Franziska Plate, Business Analyst, hat bereits berufsbegleitend ihren Bachelor in Wirtschaftsinformatik absolviert und studiert nun dual ihren Master bei Detecon. Heute erzählt sie von ihrem Weg und über das duale Studium bei Detecon. 

Wie sah dein Einstieg aus und wie kann man sich ein duales Studium vorstellen? 

Da ich studieren und gleichzeitig in meinem zukünftigen Job arbeiten wollte, habe ich mich kurz vor dem Abitur bewusst für ein duales Studium entschieden. Daraufhin bin ich durch Internetrecherche, Gesprächen mit Freunden und Familie auf die Telekom gestoßen und habe mich für ein duales Studium im Bereich der Wirtschaftsinformatik in Bonn beworben.
Damals gab es zwei unterschiedliche Modelle für das duale Studium. Zum einen das Modell an der HfTL (Hochschule für Telekommunikation Leipzig), an denen man in regelmäßigen Zeitabständen jeweils eine Woche lang Präsenzveranstaltungen an der Uni in Leipzig besucht.
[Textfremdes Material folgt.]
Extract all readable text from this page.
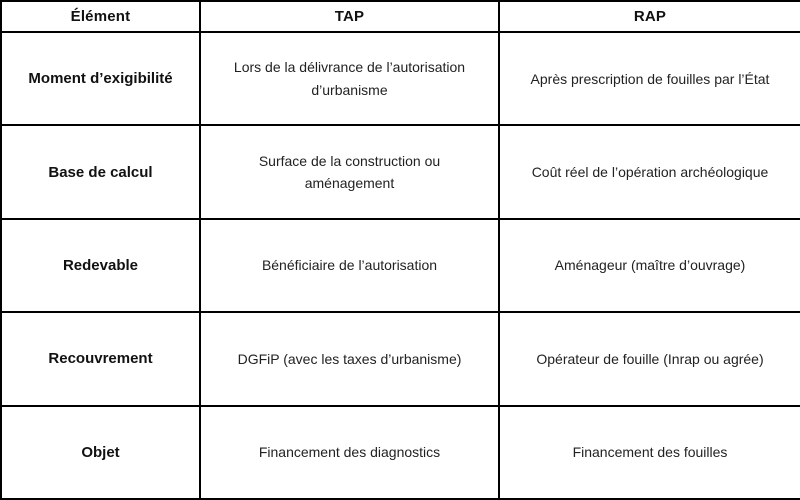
Élément	TAP	RAP
Moment d’exigibilité	Lors de la délivrance de l’autorisation d’urbanisme	Après prescription de fouilles par l’État
Base de calcul	Surface de la construction ou aménagement	Coût réel de l’opération archéologique
Redevable	Bénéficiaire de l’autorisation	Aménageur (maître d’ouvrage)
Recouvrement	DGFiP (avec les taxes d’urbanisme)	Opérateur de fouille (Inrap ou agrée)
Objet	Financement des diagnostics	Financement des fouilles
Zum anderen das Modell an der FHDW (Fachhochschule der Wirtschaft) in Bergisch Gladbach, bei dem jeweils alle drei Monate zwischen Theorie und Praxis gewechselt wurde. Letzteres Modell wurde mir damals angeboten und so wechselte ich alle drei Monate zwischen der FHDW und meiner Ausbildungsstätte. Somit konnte man sich innerhalb der Phasen jeweils auf die Arbeit oder auf das Studium konzentrieren. Die Prüfungen des Semesters fanden jeweils in den letzten Wochen der Uni-Phase statt.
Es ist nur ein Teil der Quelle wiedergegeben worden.